LChrisman/Bayes rule for MetaLog

There isn't yet a well-defined way to update a subjective MetaLog prior with observations to compute a MetaLog posterior in the standard Bayesian updating way.

Keelin and Howard did derive a Bayesian update for the case where you are modeling a variational distribution, and new observations update that distribution. For example, the variational distribution might be the distribution of fish lengths in a given river. There isn't a single fish length, you are refining your estimate of the total actual variation with each update.

The more standard subjective Bayesian update would be where there is an unknown scalar quantity, x, and you don't know its actual value. The prior denotes your prior distribution for x. As you get additional observations, [math]\displaystyle{ data }[/math], you use the likelihood function, [math]\displaystyle{ L(x|data) = p(data|x) }[/math] to update your subjective belief. This is a straight application of Bayes' rule: [math]\displaystyle{ p(x|data) \propto p(x) p(data|x) = p(x) L(x|data) }[/math].

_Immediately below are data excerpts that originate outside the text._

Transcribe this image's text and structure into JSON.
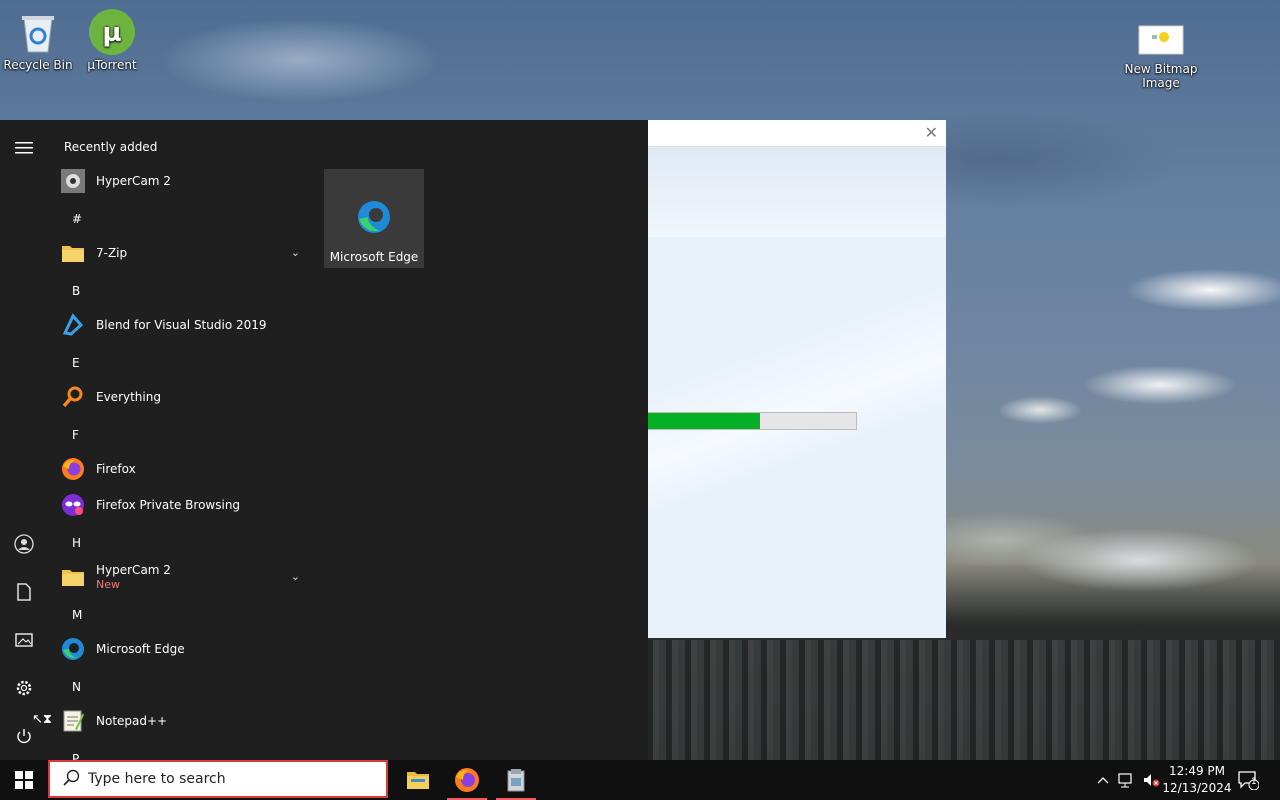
{
  "desktop": {
    "icons": [
      {
        "label": "Recycle Bin",
        "icon": "recycle-bin-icon"
      },
      {
        "label": "µTorrent",
        "icon": "utorrent-icon"
      },
      {
        "label": "New Bitmap Image",
        "icon": "bitmap-file-icon"
      }
    ]
  },
  "background_window": {
    "progress_fraction": 0.54,
    "progress_color": "#06b025"
  },
  "start_menu": {
    "recently_added_header": "Recently added",
    "recent_app": {
      "label": "HyperCam 2",
      "icon": "hypercam-icon"
    },
    "groups": {
      "hash": "#",
      "b": "B",
      "e": "E",
      "f": "F",
      "h": "H",
      "m": "M",
      "n": "N",
      "p": "P"
    },
    "apps": {
      "seven_zip": {
        "label": "7-Zip",
        "icon": "folder-icon"
      },
      "blend": {
        "label": "Blend for Visual Studio 2019",
        "icon": "blend-icon"
      },
      "everything": {
        "label": "Everything",
        "icon": "magnifier-icon"
      },
      "firefox": {
        "label": "Firefox",
        "icon": "firefox-icon"
      },
      "firefox_private": {
        "label": "Firefox Private Browsing",
        "icon": "private-mask-icon"
      },
      "hypercam_folder": {
        "label": "HyperCam 2",
        "badge": "New",
        "icon": "folder-icon"
      },
      "edge": {
        "label": "Microsoft Edge",
        "icon": "edge-icon"
      },
      "notepadpp": {
        "label": "Notepad++",
        "icon": "notepadpp-icon"
      }
    },
    "tile": {
      "label": "Microsoft Edge",
      "icon": "edge-icon"
    },
    "rail": [
      "hamburger-icon",
      "user-icon",
      "documents-icon",
      "pictures-icon",
      "settings-icon",
      "power-icon"
    ]
  },
  "taskbar": {
    "search_placeholder": "Type here to search",
    "pinned": [
      "file-explorer-icon",
      "firefox-icon",
      "installer-icon"
    ],
    "clock_time": "12:49 PM",
    "clock_date": "12/13/2024",
    "notification_count": "1"
  }
}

I have a brainstorming idea for a way to compute a MetaLog posterior distribution from a MetaLog prior and an arbitrary (but known) likelihood function. I'm doing a brain dump of my idea here, but will need to analyze it further. If you stumbled on this, do not use it blindly. It is too early to say it isn't totally flawed.

BTW, it is worth noting that there is no conjugate update for a Logistic prior distribution. Since MetaLog generalizes the Logistic, we are safe assuming that no closed-form conjugate update rule exists.

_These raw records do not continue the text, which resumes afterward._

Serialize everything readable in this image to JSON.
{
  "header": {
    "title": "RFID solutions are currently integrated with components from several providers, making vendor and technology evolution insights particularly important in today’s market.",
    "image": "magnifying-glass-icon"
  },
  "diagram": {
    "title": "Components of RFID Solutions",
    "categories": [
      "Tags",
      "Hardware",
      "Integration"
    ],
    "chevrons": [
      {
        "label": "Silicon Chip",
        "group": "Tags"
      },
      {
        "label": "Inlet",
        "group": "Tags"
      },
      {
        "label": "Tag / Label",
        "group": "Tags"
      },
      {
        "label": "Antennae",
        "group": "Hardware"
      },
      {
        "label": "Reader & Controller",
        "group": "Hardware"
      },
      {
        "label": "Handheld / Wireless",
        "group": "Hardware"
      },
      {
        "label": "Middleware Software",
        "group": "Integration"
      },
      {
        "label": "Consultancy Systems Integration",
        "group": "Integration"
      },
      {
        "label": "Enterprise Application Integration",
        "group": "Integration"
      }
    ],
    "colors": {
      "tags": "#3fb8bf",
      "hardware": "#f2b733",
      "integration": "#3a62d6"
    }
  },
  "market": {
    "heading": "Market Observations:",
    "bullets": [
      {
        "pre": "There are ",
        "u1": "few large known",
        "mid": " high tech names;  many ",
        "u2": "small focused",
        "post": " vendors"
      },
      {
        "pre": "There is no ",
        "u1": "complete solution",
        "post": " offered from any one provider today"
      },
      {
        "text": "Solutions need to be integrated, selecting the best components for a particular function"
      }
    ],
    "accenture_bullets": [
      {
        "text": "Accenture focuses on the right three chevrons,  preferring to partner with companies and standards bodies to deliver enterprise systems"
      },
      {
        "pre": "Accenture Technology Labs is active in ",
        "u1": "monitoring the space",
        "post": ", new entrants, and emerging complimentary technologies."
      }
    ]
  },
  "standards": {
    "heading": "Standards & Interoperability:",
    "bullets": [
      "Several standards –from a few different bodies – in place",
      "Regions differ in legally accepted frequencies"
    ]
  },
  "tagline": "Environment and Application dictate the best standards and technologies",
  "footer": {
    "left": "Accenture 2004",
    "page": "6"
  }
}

Incorporating data point weights

A building block is weighted-data fitting.

Let [math]\displaystyle{ [ x_1, ... x_n ] }[/math] be a set of data points with weights [math]\displaystyle{ [w_1,...,w_n] }[/math] where [math]\displaystyle{ \sum_i w_i = 1 }[/math].

To fit this data, use the points [math]\displaystyle{ \{ (x_1, y_1), ..., (x_n, y_n) \} }[/math] where [math]\displaystyle{ y_i = {1 \over 2} w_j + \sum_{j=1}^{i-1} w_j }[/math].

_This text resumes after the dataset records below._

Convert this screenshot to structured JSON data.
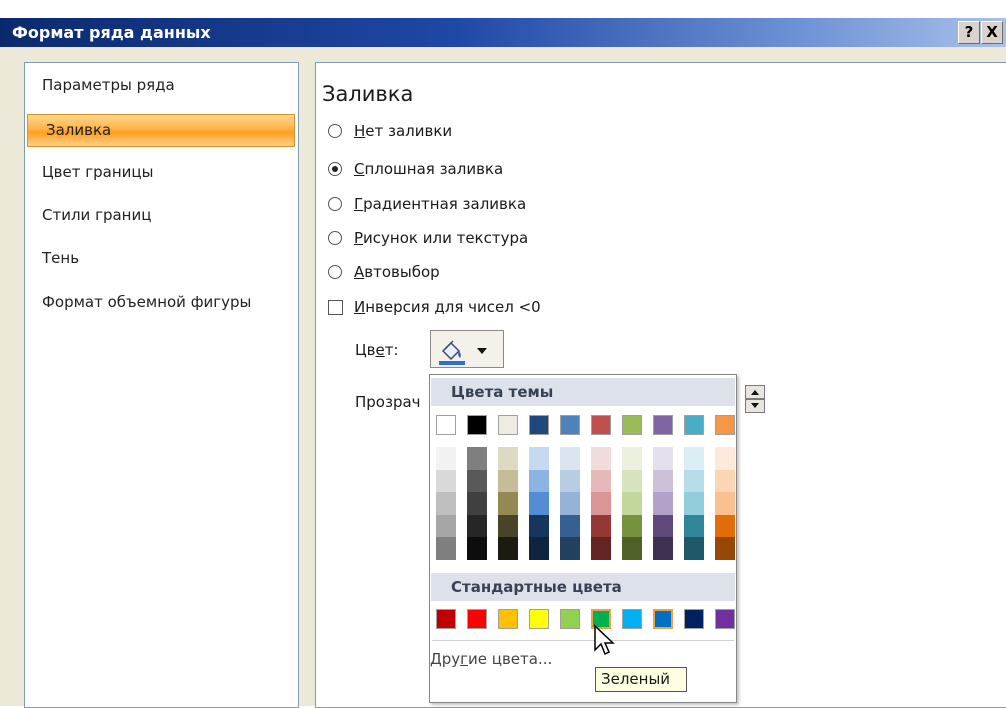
{
  "window": {
    "title": "Формат ряда данных",
    "help_label": "?",
    "close_label": "X"
  },
  "nav": {
    "items": [
      {
        "label": "Параметры ряда",
        "selected": false
      },
      {
        "label": "Заливка",
        "selected": true
      },
      {
        "label": "Цвет границы",
        "selected": false
      },
      {
        "label": "Стили границ",
        "selected": false
      },
      {
        "label": "Тень",
        "selected": false
      },
      {
        "label": "Формат объемной фигуры",
        "selected": false
      }
    ]
  },
  "fill": {
    "section_title": "Заливка",
    "options": [
      {
        "label_u": "Н",
        "label_rest": "ет заливки",
        "selected": false
      },
      {
        "label_u": "С",
        "label_rest": "плошная заливка",
        "selected": true
      },
      {
        "label_u": "Г",
        "label_rest": "радиентная заливка",
        "selected": false
      },
      {
        "label_u": "Р",
        "label_rest": "исунок или текстура",
        "selected": false
      },
      {
        "label_u": "А",
        "label_rest": "втовыбор",
        "selected": false
      }
    ],
    "invert": {
      "label_u": "И",
      "label_rest": "нверсия для чисел <0",
      "checked": false
    },
    "color_label_a": "Цв",
    "color_label_u": "е",
    "color_label_b": "т:",
    "transparency_label": "Прозрач"
  },
  "palette": {
    "theme_header": "Цвета темы",
    "standard_header": "Стандартные цвета",
    "more_a": "Дру",
    "more_u": "г",
    "more_b": "ие цвета...",
    "theme_top": [
      "#ffffff",
      "#000000",
      "#eeece1",
      "#1f497d",
      "#4f81bd",
      "#c0504d",
      "#9bbb59",
      "#8064a2",
      "#4bacc6",
      "#f79646"
    ],
    "theme_shades": [
      [
        "#f2f2f2",
        "#d9d9d9",
        "#bfbfbf",
        "#a6a6a6",
        "#7f7f7f"
      ],
      [
        "#7f7f7f",
        "#595959",
        "#404040",
        "#262626",
        "#0d0d0d"
      ],
      [
        "#ddd9c3",
        "#c4bd97",
        "#938953",
        "#494429",
        "#1d1b10"
      ],
      [
        "#c6d9f0",
        "#8db3e2",
        "#548dd4",
        "#17365d",
        "#0f243e"
      ],
      [
        "#dbe5f1",
        "#b8cce4",
        "#95b3d7",
        "#366092",
        "#244061"
      ],
      [
        "#f2dcdb",
        "#e5b9b7",
        "#d99694",
        "#953734",
        "#632423"
      ],
      [
        "#ebf1dd",
        "#d7e3bc",
        "#c3d69b",
        "#76923c",
        "#4f6128"
      ],
      [
        "#e5e0ec",
        "#ccc1d9",
        "#b2a2c7",
        "#5f497a",
        "#3f3151"
      ],
      [
        "#dbeef3",
        "#b7dde8",
        "#92cddc",
        "#31859b",
        "#205867"
      ],
      [
        "#fdeada",
        "#fbd5b5",
        "#fac08f",
        "#e36c09",
        "#974806"
      ]
    ],
    "standard": [
      "#c00000",
      "#ff0000",
      "#ffc000",
      "#ffff00",
      "#92d050",
      "#00b050",
      "#00b0f0",
      "#0070c0",
      "#002060",
      "#7030a0"
    ]
  },
  "tooltip": {
    "text": "Зеленый"
  }
}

For equally weighted points this becomes [math]\displaystyle{ y_i = (i-0.5)/n }[/math].

Find the "best weighted fit" MetaLog by solving:

[math]\displaystyle{ argmin_a \sum_i w_i (x_i - M(y_i;a))^2 }[/math]

s.t. [math]\displaystyle{ M'(y;a)\ge 0 }[/math] for all [math]\displaystyle{ y\in (0,1) }[/math]

Note that this is a constrained weighted regression.

Denote the solution as [math]\displaystyle{ a^*( x, w ) }[/math].

I'll use weighted-fitting as a sub-routine.

Computing the posterior

Given:

M(y ; a_{prior} ) = The quantile function for the prior distribution.
L(x | data) = A likelihood function

We compute the posterior by:

Sample [math]\displaystyle{ \hat{x}_i = M( u_i ; a_{prior} ), i=1..m }[/math] for some large [math]\displaystyle{ m }[/math].
Set [math]\displaystyle{ \hat{w}_i = {{L(x_i | data)}\over{\sum_i L(x_i | data)}} }[/math]
Compute [math]\displaystyle{ a_{posterior} = a^*( \hat x, \hat w ) }[/math]

Why does this work?

The posterior distribution has the form [math]\displaystyle{ p(x|data) \propto p(x) L(x|data) }[/math], which is essentially an important sampling where [math]\displaystyle{ w_i = L(x_i|data) }[/math] and the sampling distribution is p(x).

The posterior is an approximation, but because the MetaLog has unlimited shape flexibility, it enables us to continue to match the shape.

Convergence

Likelihood sampling works great when the sampling distribution is close to the target distribution, which in this case would be when the posterior doesn't change much relative to the prior (i.e., [math]\displaystyle{ L(x|data) }[/math] is large). We'd expect it to be a poorer fit when [math]\displaystyle{ L(x|data) }[/math] is very small, as often happens in Bayesian inference problems.

We might be able to iterate on this to get a better fit. Once you do a weighted fit, sample a new [math]\displaystyle{ [ x_1,...,x_m] }[/math] from this intermediate posterior, which would now be a new sampling distribution. We would now need to adjust the weights by the density at [math]\displaystyle{ x_i }[/math] (the sampling distribution is slightly different from the prior), but we would get a new data set with a distribution closer to the posterior, thus leading to a more solid posterior fit.